= Quality Standards Illustrated =

The eighth edition of the Quality Standards (QSI) (published by the Architectural Woodwork Institute) is a major revision in a line of Standards extending back to 1961.

==Eighth edition==
There are a number of changes in the layout of the eighth edition.

The content gives an insight into the scope of fine architectural woodwork. Sections 100 and 200 refer to the raw materials of the trade; which include lumber, wood veneers, overlays like laminates, and the cores to which these products are attached.
Sections 300 through 1400 are product sections, each devoted to the details of materials and workmanship for that wide range of work. Section 1500 is a newly revised factory finishing section. Section 1600 addresses a generic method of specifying institutional cabinetry, and Section 1700 concerns installation. These sections are accessed by black thumb tab indicators.

From 1961, it was recognized that there were different levels of work required.
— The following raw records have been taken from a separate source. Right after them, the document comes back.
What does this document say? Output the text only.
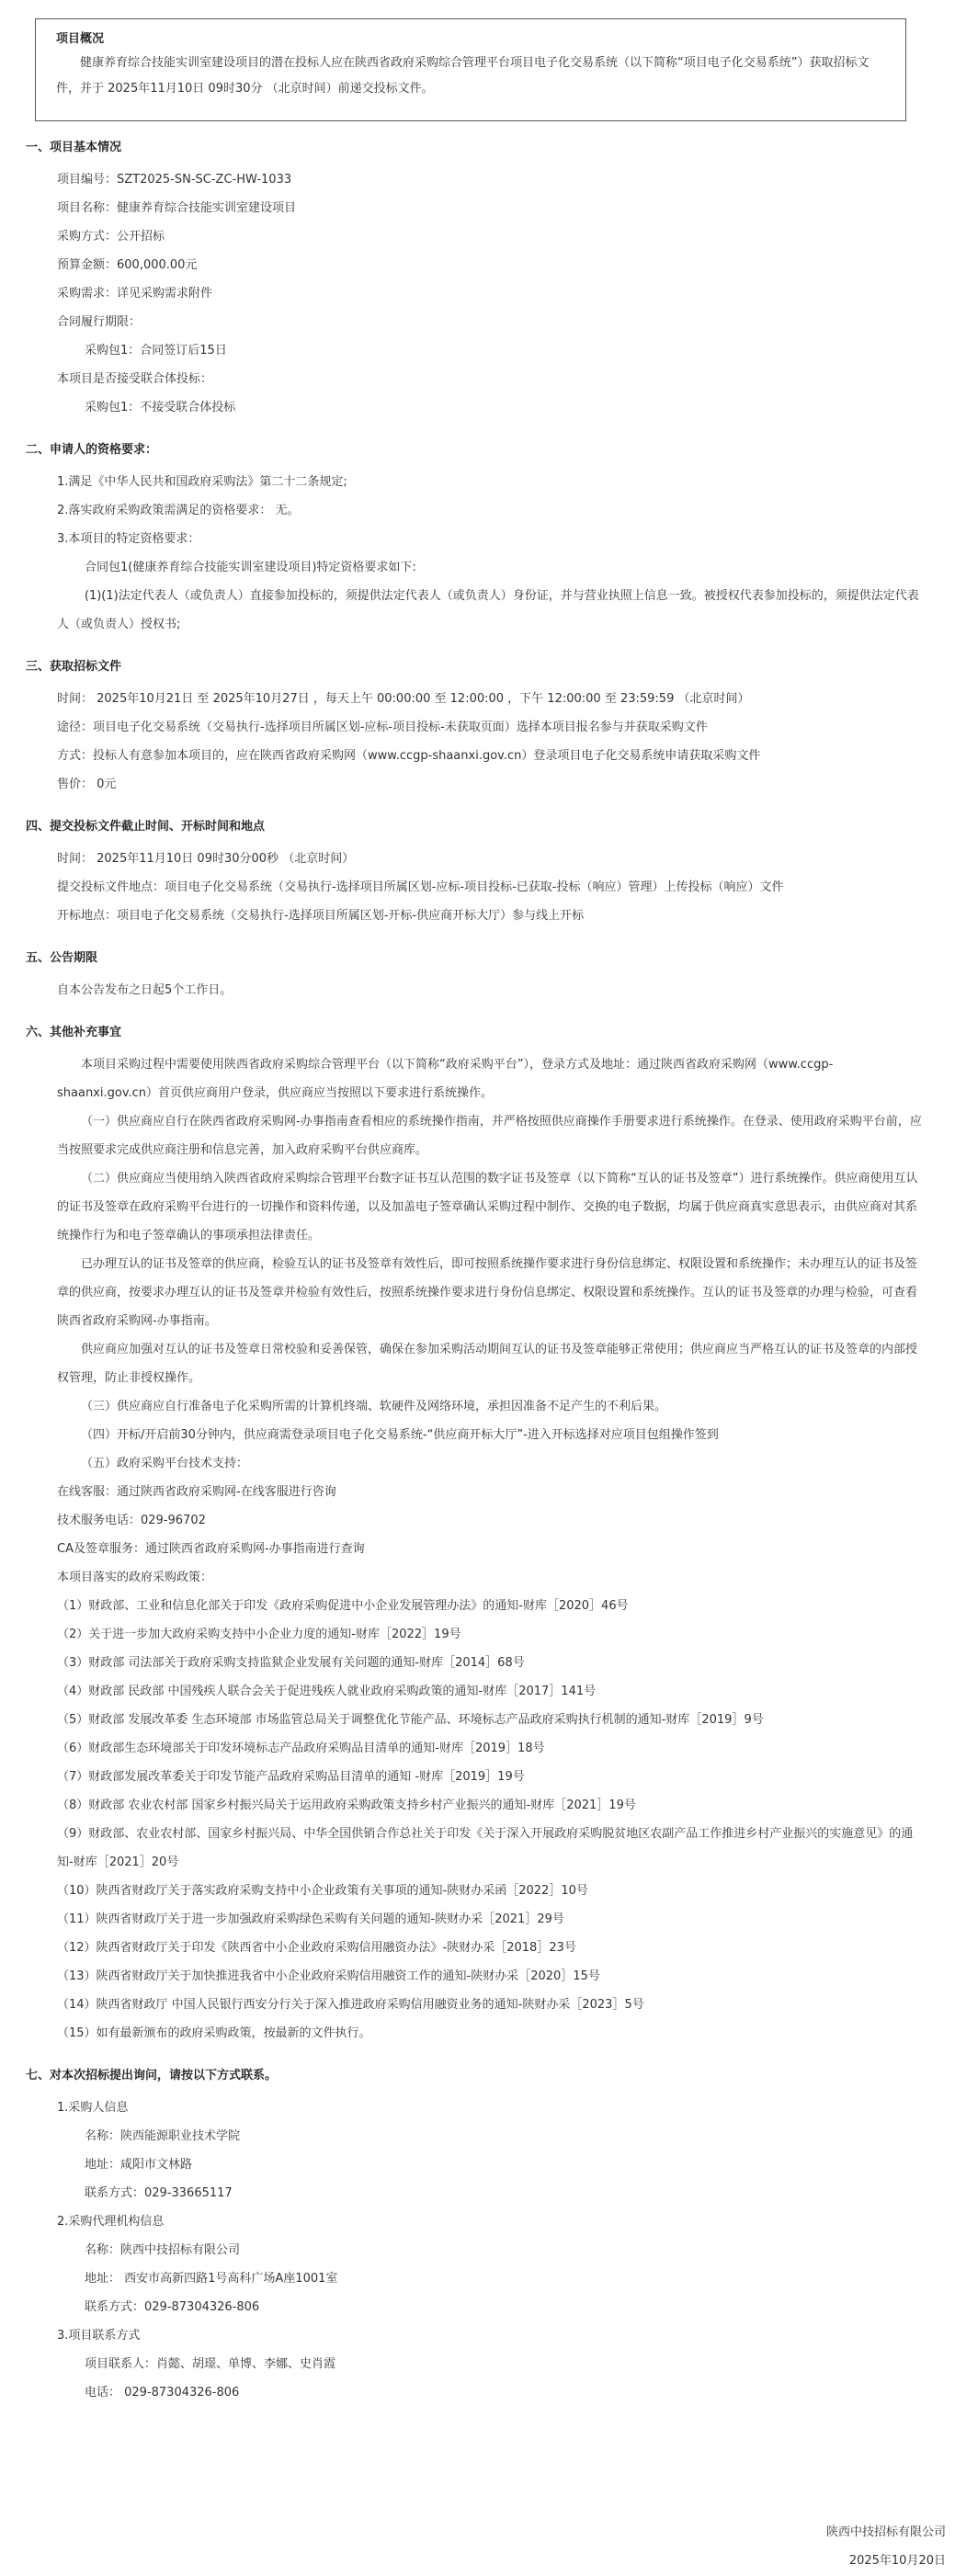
项目概况
健康养育综合技能实训室建设项目的潜在投标人应在陕西省政府采购综合管理平台项目电子化交易系统（以下简称“项目电子化交易系统”）获取招标文件，并于 2025年11月10日 09时30分 （北京时间）前递交投标文件。
一、项目基本情况
项目编号：SZT2025-SN-SC-ZC-HW-1033
项目名称：健康养育综合技能实训室建设项目
采购方式：公开招标
预算金额：600,000.00元
采购需求：详见采购需求附件
合同履行期限：
采购包1：合同签订后15日
本项目是否接受联合体投标：
采购包1：不接受联合体投标
二、申请人的资格要求：
1.满足《中华人民共和国政府采购法》第二十二条规定;
2.落实政府采购政策需满足的资格要求： 无。
3.本项目的特定资格要求：
合同包1(健康养育综合技能实训室建设项目)特定资格要求如下:
(1)(1)法定代表人（或负责人）直接参加投标的，须提供法定代表人（或负责人）身份证，并与营业执照上信息一致。被授权代表参加投标的，须提供法定代表人（或负责人）授权书;
三、获取招标文件
时间： 2025年10月21日 至 2025年10月27日 ，每天上午 00:00:00 至 12:00:00 ，下午 12:00:00 至 23:59:59 （北京时间）
途径：项目电子化交易系统（交易执行-选择项目所属区划-应标-项目投标-未获取页面）选择本项目报名参与并获取采购文件
方式：投标人有意参加本项目的，应在陕西省政府采购网（www.ccgp-shaanxi.gov.cn）登录项目电子化交易系统申请获取采购文件
售价： 0元
四、提交投标文件截止时间、开标时间和地点
时间： 2025年11月10日 09时30分00秒 （北京时间）
提交投标文件地点：项目电子化交易系统（交易执行-选择项目所属区划-应标-项目投标-已获取-投标（响应）管理）上传投标（响应）文件
开标地点：项目电子化交易系统（交易执行-选择项目所属区划-开标-供应商开标大厅）参与线上开标
五、公告期限
自本公告发布之日起5个工作日。
六、其他补充事宜
本项目采购过程中需要使用陕西省政府采购综合管理平台（以下简称“政府采购平台”），登录方式及地址：通过陕西省政府采购网（www.ccgp-shaanxi.gov.cn）首页供应商用户登录，供应商应当按照以下要求进行系统操作。
（一）供应商应自行在陕西省政府采购网-办事指南查看相应的系统操作指南，并严格按照供应商操作手册要求进行系统操作。在登录、使用政府采购平台前，应当按照要求完成供应商注册和信息完善，加入政府采购平台供应商库。
（二）供应商应当使用纳入陕西省政府采购综合管理平台数字证书互认范围的数字证书及签章（以下简称“互认的证书及签章”）进行系统操作。供应商使用互认的证书及签章在政府采购平台进行的一切操作和资料传递，以及加盖电子签章确认采购过程中制作、交换的电子数据，均属于供应商真实意思表示，由供应商对其系统操作行为和电子签章确认的事项承担法律责任。
已办理互认的证书及签章的供应商，检验互认的证书及签章有效性后，即可按照系统操作要求进行身份信息绑定、权限设置和系统操作；未办理互认的证书及签章的供应商，按要求办理互认的证书及签章并检验有效性后，按照系统操作要求进行身份信息绑定、权限设置和系统操作。互认的证书及签章的办理与检验，可查看陕西省政府采购网-办事指南。
供应商应加强对互认的证书及签章日常校验和妥善保管，确保在参加采购活动期间互认的证书及签章能够正常使用；供应商应当严格互认的证书及签章的内部授权管理，防止非授权操作。
（三）供应商应自行准备电子化采购所需的计算机终端、软硬件及网络环境，承担因准备不足产生的不利后果。
（四）开标/开启前30分钟内，供应商需登录项目电子化交易系统-“供应商开标大厅”-进入开标选择对应项目包组操作签到
（五）政府采购平台技术支持：
在线客服：通过陕西省政府采购网-在线客服进行咨询
技术服务电话：029-96702
CA及签章服务：通过陕西省政府采购网-办事指南进行查询
本项目落实的政府采购政策：
（1）财政部、工业和信息化部关于印发《政府采购促进中小企业发展管理办法》的通知-财库［2020］46号
（2）关于进一步加大政府采购支持中小企业力度的通知-财库［2022］19号
（3）财政部 司法部关于政府采购支持监狱企业发展有关问题的通知-财库［2014］68号
（4）财政部 民政部 中国残疾人联合会关于促进残疾人就业政府采购政策的通知-财库［2017］141号
（5）财政部 发展改革委 生态环境部 市场监管总局关于调整优化节能产品、环境标志产品政府采购执行机制的通知-财库［2019］9号
（6）财政部生态环境部关于印发环境标志产品政府采购品目清单的通知-财库［2019］18号
（7）财政部发展改革委关于印发节能产品政府采购品目清单的通知 -财库［2019］19号
（8）财政部 农业农村部 国家乡村振兴局关于运用政府采购政策支持乡村产业振兴的通知-财库［2021］19号
（9）财政部、农业农村部、国家乡村振兴局、中华全国供销合作总社关于印发《关于深入开展政府采购脱贫地区农副产品工作推进乡村产业振兴的实施意见》的通知-财库［2021］20号
（10）陕西省财政厅关于落实政府采购支持中小企业政策有关事项的通知-陕财办采函［2022］10号
（11）陕西省财政厅关于进一步加强政府采购绿色采购有关问题的通知-陕财办采［2021］29号
（12）陕西省财政厅关于印发《陕西省中小企业政府采购信用融资办法》-陕财办采［2018］23号
（13）陕西省财政厅关于加快推进我省中小企业政府采购信用融资工作的通知-陕财办采［2020］15号
（14）陕西省财政厅 中国人民银行西安分行关于深入推进政府采购信用融资业务的通知-陕财办采［2023］5号
（15）如有最新颁布的政府采购政策，按最新的文件执行。
七、对本次招标提出询问，请按以下方式联系。
1.采购人信息
名称：陕西能源职业技术学院
地址：咸阳市文林路
联系方式：029-33665117
2.采购代理机构信息
名称：陕西中技招标有限公司
地址： 西安市高新四路1号高科广场A座1001室
联系方式：029-87304326-806
3.项目联系方式
项目联系人：肖懿、胡璟、单博、李娜、史肖霞
电话： 029-87304326-806
陕西中技招标有限公司
2025年10月20日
The original committee chose the word grade to express those levels: "Premium Grade", "Custom Grade", and "Economy Grade". They are defined explicitly on page 6 of the eighth edition and are taken up throughout the book.
The raw materials of the trade are not specified using those grade terms, rather, by selecting a grade of work for the fabricated product, the quality of the materials is specified.

The selection of materials appropriate for the AWI grade of work, and the workmanship and joinery requirements for each type of architectural woodwork are spelled out in Sections 300 through 1400, the selections and specifications are in sections 1500, Factory Finishing; 1600, Modular Cabinets; and 1700, Installation.